Но в эту минуту я забыла обо всем, все казалось необыкновенно прекрасным: я сижу рядом с Горьким, могу дотронуться до него рукой. Чего еще можно хотеть? О чем просить? Все будет хорошо, и так все обойдется.
Когда я уходила — Крючков вез меня домой, — Алексей Максимович сказал мне, что удивлен моей смелой идеей: со сцены рассказывать взрослым о детях, что на это еще никто не решался — говорить от лица ребенка так, чтобы зрительный зал поверил. Еще он сказал: «Когда искусство, показывая жизнь, вносит в нее каплю вымысла, оно делает изображаемое более правдивым, чем сама жизнь».
Судьба позволила мне еще несколько раз встречаться с Алексеем Максимовичем.
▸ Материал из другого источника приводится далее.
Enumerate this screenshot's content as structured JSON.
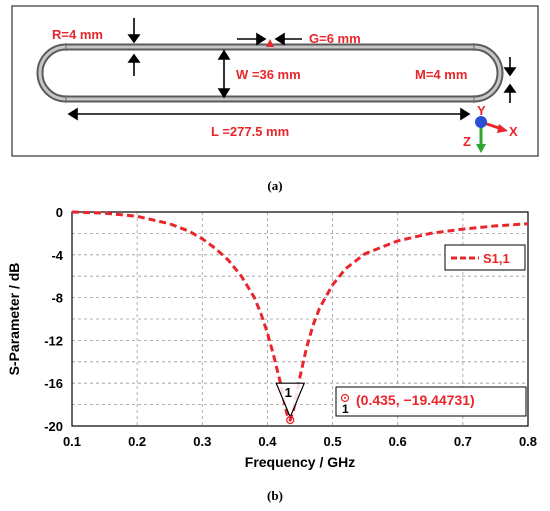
{
  "panel_a": {
    "caption": "(a)",
    "labels": {
      "r": "R=4 mm",
      "g": "G=6 mm",
      "w": "W =36 mm",
      "m": "M=4 mm",
      "l": "L =277.5 mm"
    },
    "axes": {
      "x": "X",
      "y": "Y",
      "z": "Z"
    },
    "colors": {
      "annotation": "#e8262b",
      "x_axis": "#e8262b",
      "y_axis": "#2a4fd6",
      "z_axis": "#2fa52f"
    }
  },
  "panel_b": {
    "caption": "(b)",
    "marker_label": "1",
    "readout": "(0.435, −19.44731)",
    "legend": "S1,1"
  },
  "chart_data": {
    "type": "line",
    "xlabel": "Frequency / GHz",
    "ylabel": "S-Parameter / dB",
    "xlim": [
      0.1,
      0.8
    ],
    "ylim": [
      -20,
      0
    ],
    "x_ticks": [
      "0.1",
      "0.2",
      "0.3",
      "0.4",
      "0.5",
      "0.6",
      "0.7",
      "0.8"
    ],
    "y_ticks": [
      "0",
      "-4",
      "-8",
      "-12",
      "-16",
      "-20"
    ],
    "grid": true,
    "legend_position": "top-right",
    "series": [
      {
        "name": "S1,1",
        "color": "#e8262b",
        "style": "dashed",
        "x": [
          0.1,
          0.15,
          0.2,
          0.25,
          0.28,
          0.3,
          0.32,
          0.34,
          0.36,
          0.38,
          0.39,
          0.4,
          0.41,
          0.42,
          0.425,
          0.43,
          0.435,
          0.44,
          0.445,
          0.45,
          0.46,
          0.47,
          0.48,
          0.5,
          0.52,
          0.55,
          0.6,
          0.65,
          0.7,
          0.75,
          0.8
        ],
        "y": [
          0.0,
          -0.1,
          -0.4,
          -1.1,
          -1.8,
          -2.5,
          -3.4,
          -4.5,
          -6.0,
          -8.0,
          -9.5,
          -11.3,
          -13.5,
          -16.0,
          -17.5,
          -18.9,
          -19.45,
          -18.5,
          -17.0,
          -15.4,
          -12.7,
          -10.6,
          -9.0,
          -6.8,
          -5.3,
          -3.9,
          -2.7,
          -2.0,
          -1.6,
          -1.3,
          -1.1
        ]
      }
    ],
    "marker": {
      "label": "1",
      "x": 0.435,
      "y": -19.44731
    }
  }
}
Я бывала в доме на Малой Никитской (сейчас улица Качалова, а Качалов тогда шел по Тверской, которая еще не была улицей Горького; он шел, выделяясь среди толпы, и люди оборачивались на это создание природы, на высокую его, статную фигуру, гордую голову с добрыми глазами, в которые хотелось смотреть, чтобы понять, как он думает о тебе, обо всем; Качалов шел в свой Брюсовский переулок — переулок назвали именем Брюса, сподвижника Петра, теперь этот переулок стал улицей Неждановой, во-первых, а во-вторых, мне никогда не понять, почему нужно называть переулок улицей и зачем).